I am using PDFBox for rendering PDF files into images. There is a certain file
I am using as benchmark for any PDF library and PDF Box has some problems with
it (please note that almost all 3rd party PDF engines have issues with this
file):
https://archive.org/details/AlfaWaffenkatalog1911
Good news: PDFBox renders the file perfectly!
Bad news: It takes forever to do so (first page 16 seconds in PDFDebugger on my
machine)
I was asking myself, why is this and I have identified and „fixed“ things and
could get the time down to 6 seconds.
I started fixing these issues earlier this year, I can’t work on it all the
time. (I noticed PDFBOX-5145 which was a good start but misses some things.)
The problem lies within the optimized nature of this file, it stores the white
of the background, the blackness of the text, an image mask for the text, as
well as drawings separately. This is nothing new, I have a scan of a very old
magazine which was optimized from 90 to 9 mb in a similar way (but with slight
differences so it loads in a second).
What you have is basically a low res picture of white soup, a low res picture
of black soup, a very very high res picture of an single bit image mask (say
10000*10000 pixels) and a bunch of normal res images for drawings.
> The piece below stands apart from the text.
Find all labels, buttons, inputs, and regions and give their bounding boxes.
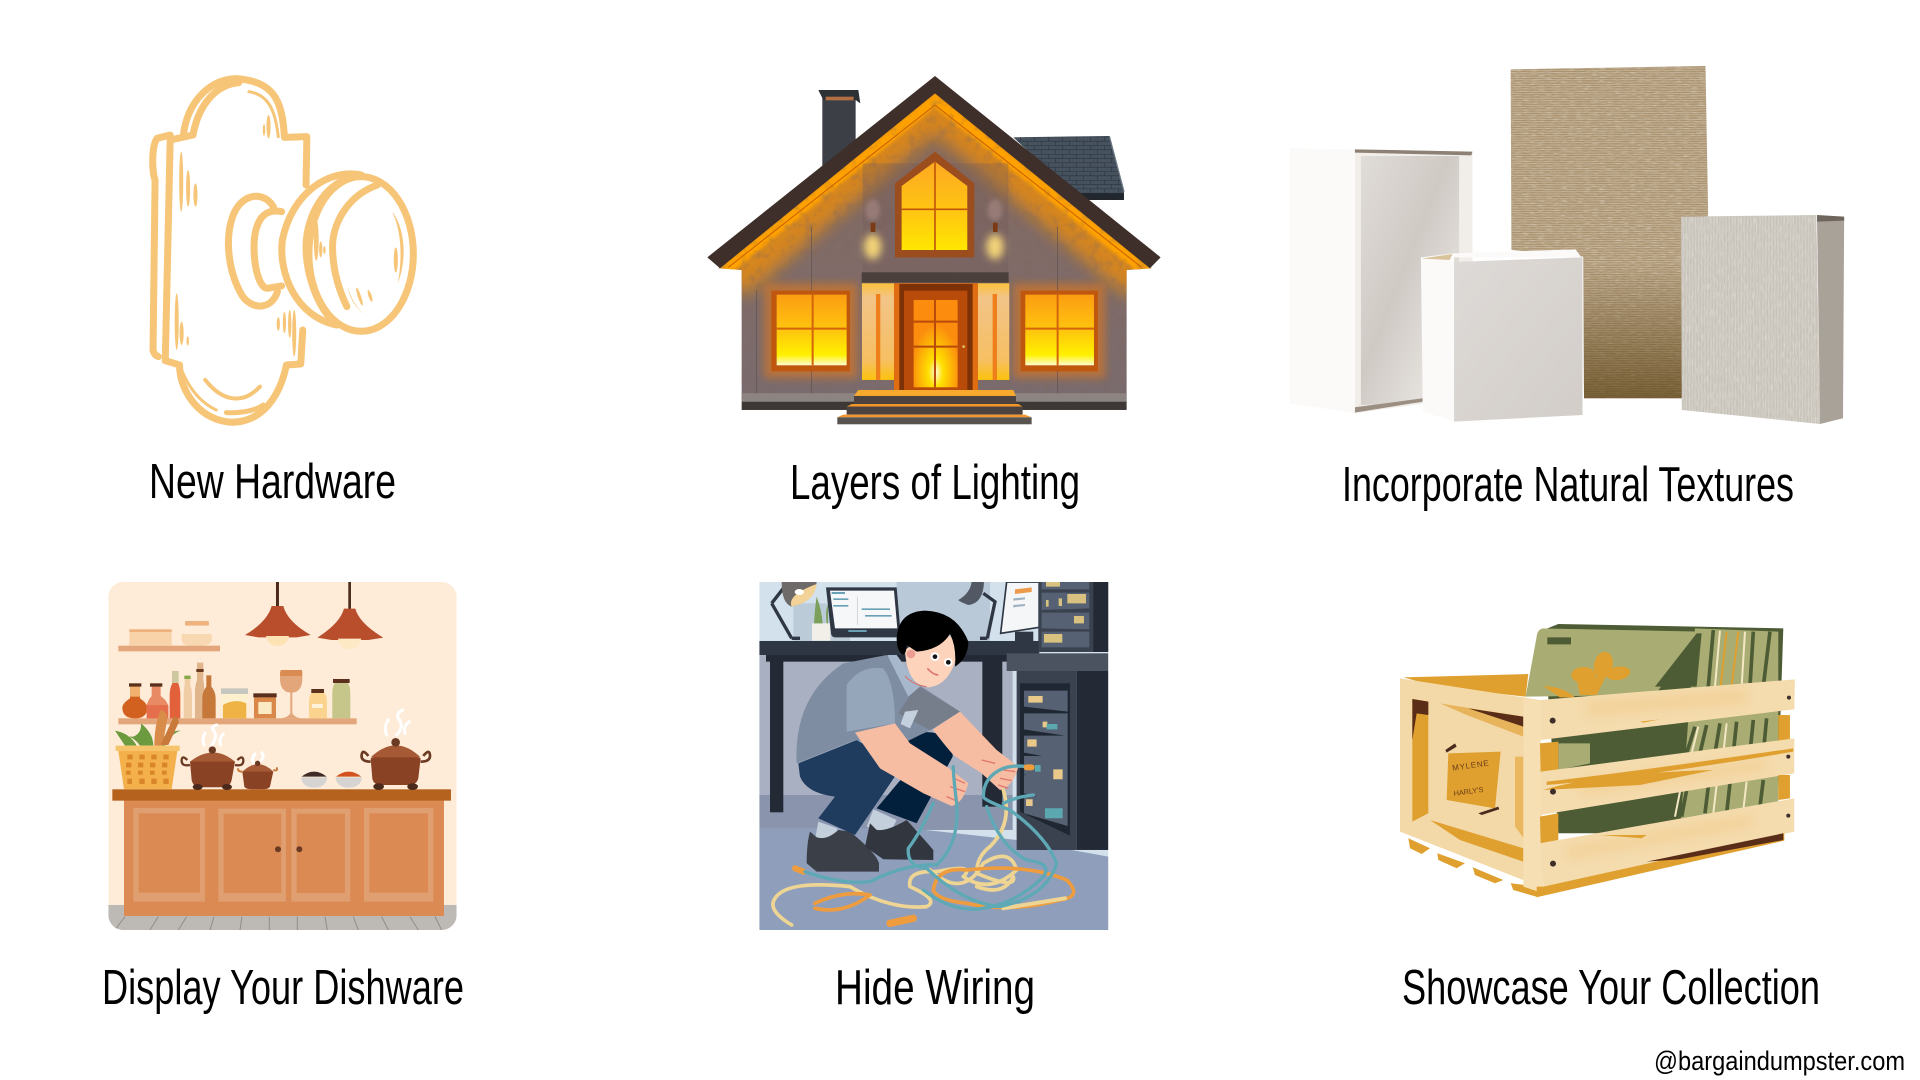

The diffence to the fast pdf is that the image mask is applied to the black
soup image as mask (the fast pdf renders it directly) and that the image mask
is stored as JBIG2 instead of CCITTFax.
Since this is happening w/o the final target image resolution in mind, apply
mask works on the full 10000*10000 pixels.
(Memory requirements: 12 MB for the bitmask, 100 MB for the 8bit mask – luckily
single bit masks get expanded to only 8 bit, anything else turns into RGB -,
400 MB for the picture + one extra 400MB since there is a pointless in between
image).
Things seen in apply mask:
* Scaling the image to the mask is very very slow if you have a 10x
scaling factor for each axis and large target and use bicubic. Billinear should
be used somehow in these cases (I used an area enlargement of 16 as threshold
but problably also should count in the absolute number of pixels). This is a
major performance gain (as 2 seconds instead of in many more). Nearest neighbor
is even faster (no time) but of course not an option.
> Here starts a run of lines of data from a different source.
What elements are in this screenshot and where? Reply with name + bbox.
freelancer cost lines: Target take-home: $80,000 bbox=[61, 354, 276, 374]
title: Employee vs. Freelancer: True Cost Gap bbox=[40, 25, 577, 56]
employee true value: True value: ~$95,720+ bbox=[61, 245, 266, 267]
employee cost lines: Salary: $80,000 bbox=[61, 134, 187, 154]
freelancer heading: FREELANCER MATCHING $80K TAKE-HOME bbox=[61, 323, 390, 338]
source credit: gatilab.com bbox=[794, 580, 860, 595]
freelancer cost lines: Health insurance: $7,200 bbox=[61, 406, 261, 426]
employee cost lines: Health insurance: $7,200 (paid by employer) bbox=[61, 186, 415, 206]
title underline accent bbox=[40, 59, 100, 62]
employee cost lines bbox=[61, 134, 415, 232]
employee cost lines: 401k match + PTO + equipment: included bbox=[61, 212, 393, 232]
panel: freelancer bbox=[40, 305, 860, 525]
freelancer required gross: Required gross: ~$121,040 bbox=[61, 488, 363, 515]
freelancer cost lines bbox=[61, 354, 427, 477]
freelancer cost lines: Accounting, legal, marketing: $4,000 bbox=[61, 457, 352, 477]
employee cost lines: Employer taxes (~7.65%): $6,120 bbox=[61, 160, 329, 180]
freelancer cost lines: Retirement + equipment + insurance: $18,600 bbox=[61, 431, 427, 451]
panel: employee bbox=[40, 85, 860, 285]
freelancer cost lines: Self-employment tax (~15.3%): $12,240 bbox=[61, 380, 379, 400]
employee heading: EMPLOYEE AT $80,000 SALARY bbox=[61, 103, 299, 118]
* There is some wasteful image allocation happening (400 MB).
* PDFBOX-5145 bulk copy works in a roundabout way that slows it down.
* It’s posible to use direct alpha copying, which is even faster
(optional).
* Softmask code could use integer math which is twice as fast with
neglible error (0.001%) compared to float (this is a bonus optimization)
With this alone I almost shaved of half the time. I also looked at the mask
reading part:
* from1bit() could be optimized a bit (and also fails to issue a warn and
break the loop if subsampling is enabled)
* reading the jbig2 image in the JBIG2 library is very slow.
I understand that JBIG2 is way more complex than CCITTFax but carefully
investigation showed that of 2 seoncds, 0.5 was used for decoding the image
itself (depending on page complexity this number can be lower/higher) and 1.5
for converting the bitmap into a BufferedImage. I optimized that 1.5 seconds
away to a few milliseconds.
If you are interested in any of this, I can go and clone the git repo and
„implement“ my changes there so you can pull things back into the main repo
that might be worth it?
(What I can already say is that it‘s probably not going to be 100% formatting
style compliant (no leading tabs is one thing, but the whitespaciness with
curly brackets lines and no single line if statements I can’t guarantee)).